The American Families Act would dedicate $225 billion to create a national comprehensive paid family and medical leave program over the next decade. Partial wage replacement would be available for a variety of reasons, from taking time off to deal with the death of a loved one to bonding with a newly adopted child.
It could make a serious dent in child hunger and obesity.
Collectively, American kids simultaneously don’t have enough to eat, and are eating too much unhealthy food. Biden’s plan would tackle these twin problems by expanding a few existing programs. It would spend $25 billion to expand Summer EBT that the Biden administration just chose to continue for two more summers, a program akin to the Pandemic EBT program, permanently to all eligible children nationwide, ensuring that they have enough to eat even when school—where two meals a day are served—isn’t in session.
The proposal would also make meals free to all students at high-poverty schools, removing the need to apply and ensuring that schools are reimbursed at a level that covers the cost of the meals themselves. If enacted, 9.3 million more kids (70 percent of whom are in elementary school) would receive free meals. It would also launch a new $1 billion healthy foods incentive demonstration to support schools expanding healthy food offerings.

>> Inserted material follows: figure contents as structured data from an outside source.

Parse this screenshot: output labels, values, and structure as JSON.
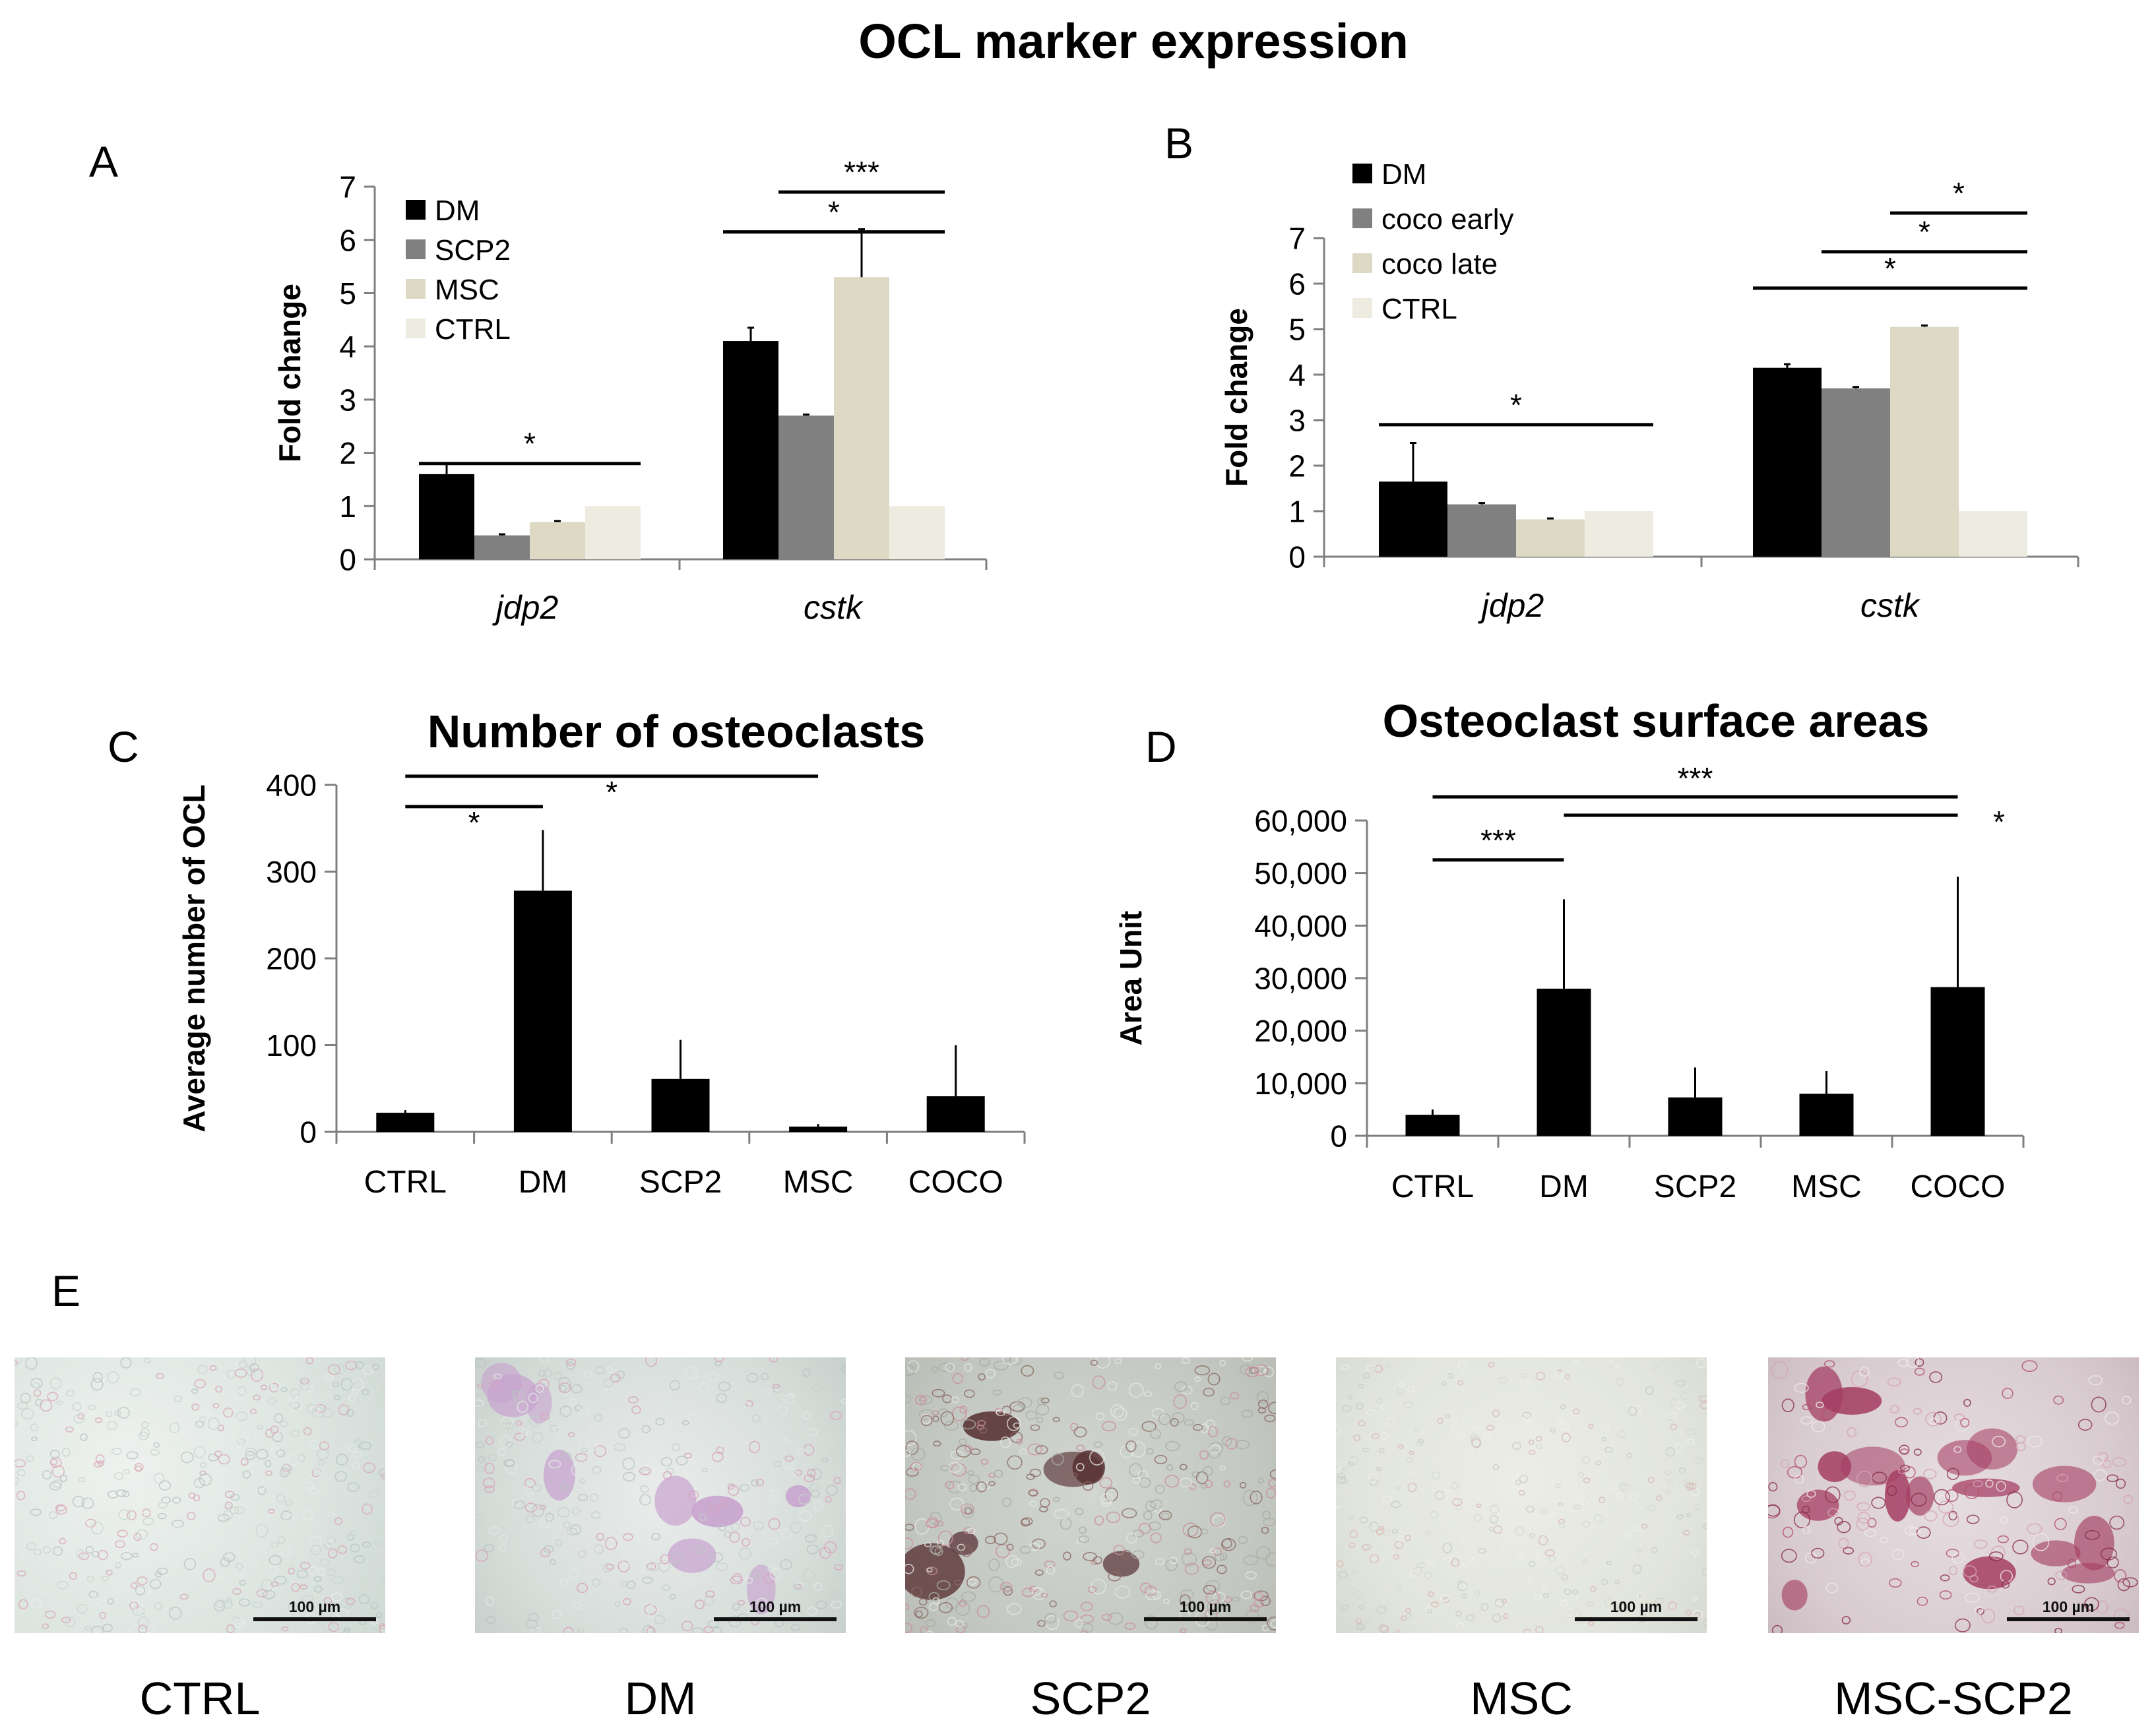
{
  "figure": {
    "title": "OCL marker expression",
    "panel_letters": {
      "A": "A",
      "B": "B",
      "C": "C",
      "D": "D",
      "E": "E"
    }
  },
  "colors": {
    "DM": "#000000",
    "SCP2": "#808080",
    "MSC": "#ddd9c4",
    "CTRL": "#eeece1",
    "coco early": "#808080",
    "coco late": "#ddd9c4",
    "axis": "#7f7f7f"
  },
  "chart_data": [
    {
      "id": "A",
      "type": "bar",
      "title": "",
      "ylabel": "Fold change",
      "xlabel": "",
      "ylim": [
        0,
        7
      ],
      "yticks": [
        "0",
        "1",
        "2",
        "3",
        "4",
        "5",
        "6",
        "7"
      ],
      "categories": [
        "jdp2",
        "cstk"
      ],
      "legend_position": "top-left",
      "series": [
        {
          "name": "DM",
          "values": [
            1.6,
            4.1
          ],
          "errors": [
            0.2,
            0.25
          ]
        },
        {
          "name": "SCP2",
          "values": [
            0.45,
            2.7
          ],
          "errors": [
            0.02,
            0.02
          ]
        },
        {
          "name": "MSC",
          "values": [
            0.7,
            5.3
          ],
          "errors": [
            0.02,
            0.9
          ]
        },
        {
          "name": "CTRL",
          "values": [
            1.0,
            1.0
          ],
          "errors": [
            0,
            0
          ]
        }
      ],
      "significance": [
        {
          "label": "*",
          "category": "jdp2",
          "from_series": "DM",
          "to_series": "CTRL",
          "level": 1.8
        },
        {
          "label": "*",
          "category": "cstk",
          "from_series": "DM",
          "to_series": "CTRL",
          "level": 6.15
        },
        {
          "label": "***",
          "category": "cstk",
          "from_series": "SCP2",
          "to_series": "CTRL",
          "level": 6.9
        }
      ]
    },
    {
      "id": "B",
      "type": "bar",
      "title": "",
      "ylabel": "Fold change",
      "xlabel": "",
      "ylim": [
        0,
        7
      ],
      "yticks": [
        "0",
        "1",
        "2",
        "3",
        "4",
        "5",
        "6",
        "7"
      ],
      "categories": [
        "jdp2",
        "cstk"
      ],
      "legend_position": "top-left",
      "series": [
        {
          "name": "DM",
          "values": [
            1.65,
            4.15
          ],
          "errors": [
            0.85,
            0.08
          ]
        },
        {
          "name": "coco early",
          "values": [
            1.15,
            3.7
          ],
          "errors": [
            0.03,
            0.03
          ]
        },
        {
          "name": "coco late",
          "values": [
            0.82,
            5.05
          ],
          "errors": [
            0.02,
            0.03
          ]
        },
        {
          "name": "CTRL",
          "values": [
            1.0,
            1.0
          ],
          "errors": [
            0,
            0
          ]
        }
      ],
      "significance": [
        {
          "label": "*",
          "category": "jdp2",
          "from_series": "DM",
          "to_series": "CTRL",
          "level": 2.9
        },
        {
          "label": "*",
          "category": "cstk",
          "from_series": "DM",
          "to_series": "CTRL",
          "level": 5.9
        },
        {
          "label": "*",
          "category": "cstk",
          "from_series": "coco early",
          "to_series": "CTRL",
          "level": 6.7
        },
        {
          "label": "*",
          "category": "cstk",
          "from_series": "coco late",
          "to_series": "CTRL",
          "level": 7.55
        }
      ]
    },
    {
      "id": "C",
      "type": "bar",
      "title": "Number of osteoclasts",
      "ylabel": "Average number of OCL",
      "xlabel": "",
      "ylim": [
        0,
        400
      ],
      "yticks": [
        "0",
        "100",
        "200",
        "300",
        "400"
      ],
      "categories": [
        "CTRL",
        "DM",
        "SCP2",
        "MSC",
        "COCO"
      ],
      "legend_position": "none",
      "series": [
        {
          "name": "OCL",
          "values": [
            22,
            278,
            61,
            6,
            41
          ],
          "errors": [
            3,
            70,
            45,
            3,
            59
          ]
        }
      ],
      "significance": [
        {
          "label": "*",
          "from": "CTRL",
          "to": "DM",
          "level": 375
        },
        {
          "label": "*",
          "from": "CTRL",
          "to": "MSC",
          "level": 410
        }
      ]
    },
    {
      "id": "D",
      "type": "bar",
      "title": "Osteoclast surface areas",
      "ylabel": "Area Unit",
      "xlabel": "",
      "ylim": [
        0,
        60000
      ],
      "yticks": [
        "0",
        "10,000",
        "20,000",
        "30,000",
        "40,000",
        "50,000",
        "60,000"
      ],
      "categories": [
        "CTRL",
        "DM",
        "SCP2",
        "MSC",
        "COCO"
      ],
      "legend_position": "none",
      "series": [
        {
          "name": "Area",
          "values": [
            4000,
            28000,
            7300,
            8000,
            28300
          ],
          "errors": [
            1000,
            17000,
            5700,
            4300,
            21000
          ]
        }
      ],
      "significance": [
        {
          "label": "***",
          "from": "CTRL",
          "to": "DM",
          "level": 52500
        },
        {
          "label": "***",
          "from": "CTRL",
          "to": "COCO",
          "level": 64500
        },
        {
          "label": "*",
          "from": "DM",
          "to": "COCO",
          "level": 61000
        }
      ]
    }
  ],
  "micrographs": [
    {
      "caption": "CTRL",
      "scale_bar": "100 µm"
    },
    {
      "caption": "DM",
      "scale_bar": "100 µm"
    },
    {
      "caption": "SCP2",
      "scale_bar": "100 µm"
    },
    {
      "caption": "MSC",
      "scale_bar": "100 µm"
    },
    {
      "caption": "MSC-SCP2",
      "scale_bar": "100 µm"
    }
  ]
}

It would make a slew of very progressive changes to the tax system that would give parents cash.
The American Rescue Plan beefed up Affordable Care Act subsidies for two years; the American Families Plan would make those premium reductions permanent at a price tag of $200 billion. It would similarly extend the expanded Child Tax Credit through 2025, make permanent the expanded Earned Income Tax Credit and another tax credit that helps families pay for childcare.
These changes would benefit low- and middle-income earners, and they (along with the rest of this plan) would largely be paid for with tax increases on the wealthy. The top marginal income tax rate would go from 37 to 39.6 percent, the capital gains tax would increase dramatically, and multiple loopholes that benefit the wealthy would be closed. Biden’s plan would also ensure that everyone making $400,000 or more pays a 3.8 percent Medicare tax on their earnings.

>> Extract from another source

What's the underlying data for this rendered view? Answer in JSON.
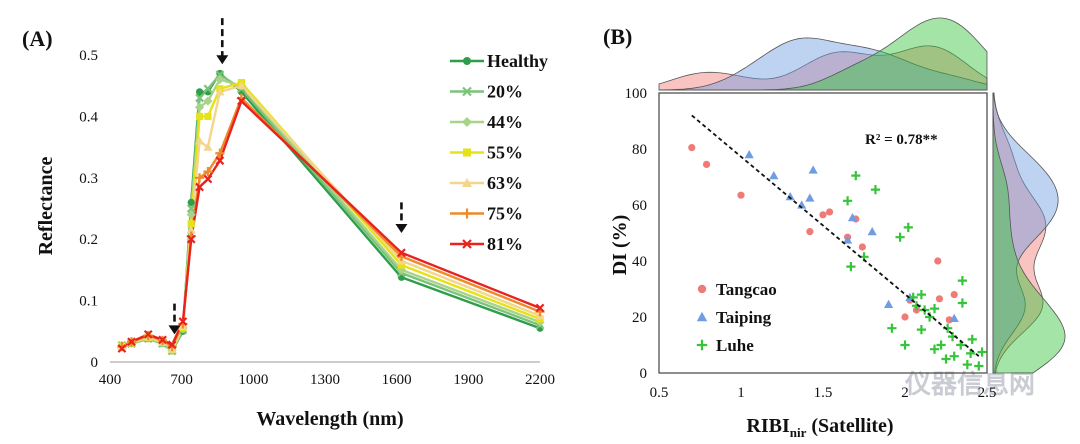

And beyond the tax code itself, Biden’s plan would seek to ensure that the wealthy pay their fair share of taxes. After years of cuts to its budget, the IRS would receive a cash infusion that would allow it to enforce tax laws on those with the highest incomes and require financial institutions to report information on account flows, treating the now opaque ways the rich earn income with a similar level of oversight as current wage reporting systems.
The administration estimates that these changes would mean collecting $700 billion in taxes that otherwise would not have been paid over the next decade.